Сударыня! Подписав объявление войны, он сказал своим глупым генералам и

адмиралам: "Господа, вы об этом пожалеете". И они жалеют. Теперь они

понимают, что лучше было сражаться силами духа, то есть силами

красноречия Верховного Инки, чем полагаться на свои вооруженные силы.

Когда-нибудь народы признают заслуги Верховного Инки Перусалемского,

который умел поддерживать мир во всем мире при помощи речей и усов.

Пока он говорил - говорил, как я сейчас говорю с вами, просто,

спокойно, разумно, но величественно,- на земле царил мир. Процветание.

Перусалем шел от успеха к успеху. Но вот уже год как грохот взрывов и

глупая пальба заглушают речи Инки, и мир лежит в руинах. О горе!

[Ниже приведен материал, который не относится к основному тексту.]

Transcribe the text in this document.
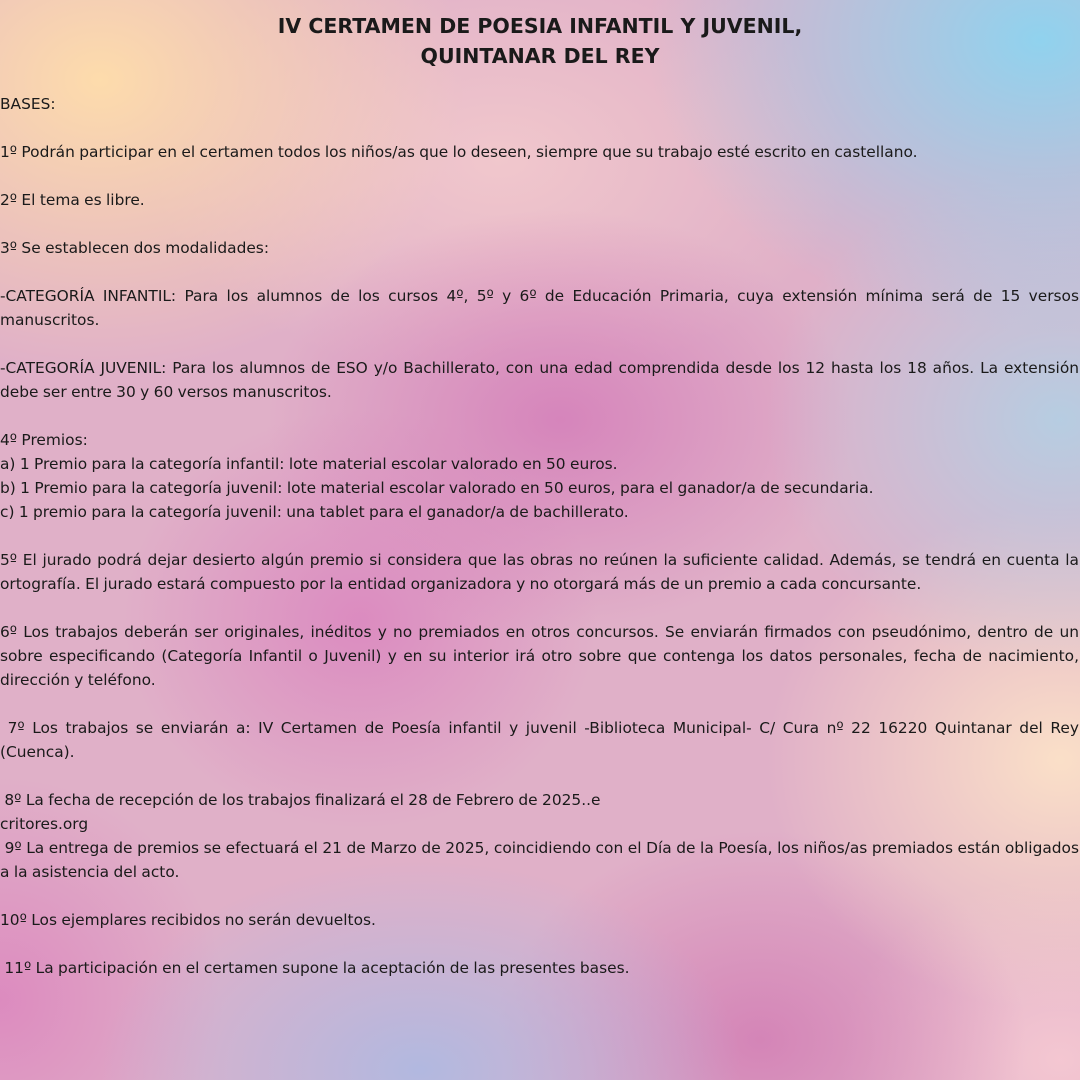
IV CERTAMEN DE POESIA INFANTIL Y JUVENIL,
QUINTANAR DEL REY

BASES:

1º Podrán participar en el certamen todos los niños/as que lo deseen, siempre que su trabajo esté escrito en castellano.

2º El tema es libre.

3º Se establecen dos modalidades:

-CATEGORÍA INFANTIL: Para los alumnos de los cursos 4º, 5º y 6º de Educación Primaria, cuya extensión mínima será de 15 versos manuscritos.

-CATEGORÍA JUVENIL: Para los alumnos de ESO y/o Bachillerato, con una edad comprendida desde los 12 hasta los 18 años. La extensión debe ser entre 30 y 60 versos manuscritos.

4º Premios:

a) 1 Premio para la categoría infantil: lote material escolar valorado en 50 euros.

b) 1 Premio para la categoría juvenil: lote material escolar valorado en 50 euros, para el ganador/a de secundaria.

c) 1 premio para la categoría juvenil: una tablet para el ganador/a de bachillerato.

5º El jurado podrá dejar desierto algún premio si considera que las obras no reúnen la suficiente calidad. Además, se tendrá en cuenta la ortografía. El jurado estará compuesto por la entidad organizadora y no otorgará más de un premio a cada concursante.

6º Los trabajos deberán ser originales, inéditos y no premiados en otros concursos. Se enviarán firmados con pseudónimo, dentro de un sobre especificando (Categoría Infantil o Juvenil) y en su interior irá otro sobre que contenga los datos personales, fecha de nacimiento, dirección y teléfono.

7º Los trabajos se enviarán a: IV Certamen de Poesía infantil y juvenil -Biblioteca Municipal- C/ Cura nº 22 16220 Quintanar del Rey (Cuenca).

8º La fecha de recepción de los trabajos finalizará el 28 de Febrero de 2025..e

critores.org

9º La entrega de premios se efectuará el 21 de Marzo de 2025, coincidiendo con el Día de la Poesía, los niños/as premiados están obligados a la asistencia del acto.

10º Los ejemplares recibidos no serán devueltos.

11º La participación en el certamen supone la aceptación de las presentes bases.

(Рыдает.) Эрминтруда. Капитан Дюваль, я вам весьма сочувствую, но не перейти ли нам к

делу? Инка. К делу? К какому делу? Эрминтруда. К моему делу. Вы хотите, чтобы я вышла замуж за одного из

сыновей Верховного Инки... не помню, за кого именно. Инка. Если я не путаю его имени, речь идет о его императорском высочестве

принце Эйтеле Уильяме Фредерике Джордже Франце Иосифе Александре

Николае Викторе Иммануиле Альберте Теодоре Вильсоне... Эрминтруда (перебивает). О боже! Как же его называют домашние? Нет ли у вас

там кого-нибудь с коротким именем? Инка. Дома его обычно называют "сынок". (Чрезвычайно галантно.) Разумеется,

сударыня. Верховный Инка вовсе не стремится навязать вам именно этого

сына. Есть еще Чипе, и Спотс, и Лулу, и Понго, и Корсар, и Болтун, и

Джек Джонсон Второй; они все не женаты. А если и женаты, то не

серьезно; во всяком случае, не окончательно. Все они в вашем

распоряжении. Эрминтруда. И они так же умны и обаятельны, как их отец? Инка (сочувственно поднимает брови, пожимает плечами, затем говорит с

отеческой снисходительностью). Они отличные ребята, сударыня. Честные,

любящие сыновья. Я не имею к ним никаких претензий. Понго умеет

подражать домашним животным: петухам и прочим. Выходит очень похоже.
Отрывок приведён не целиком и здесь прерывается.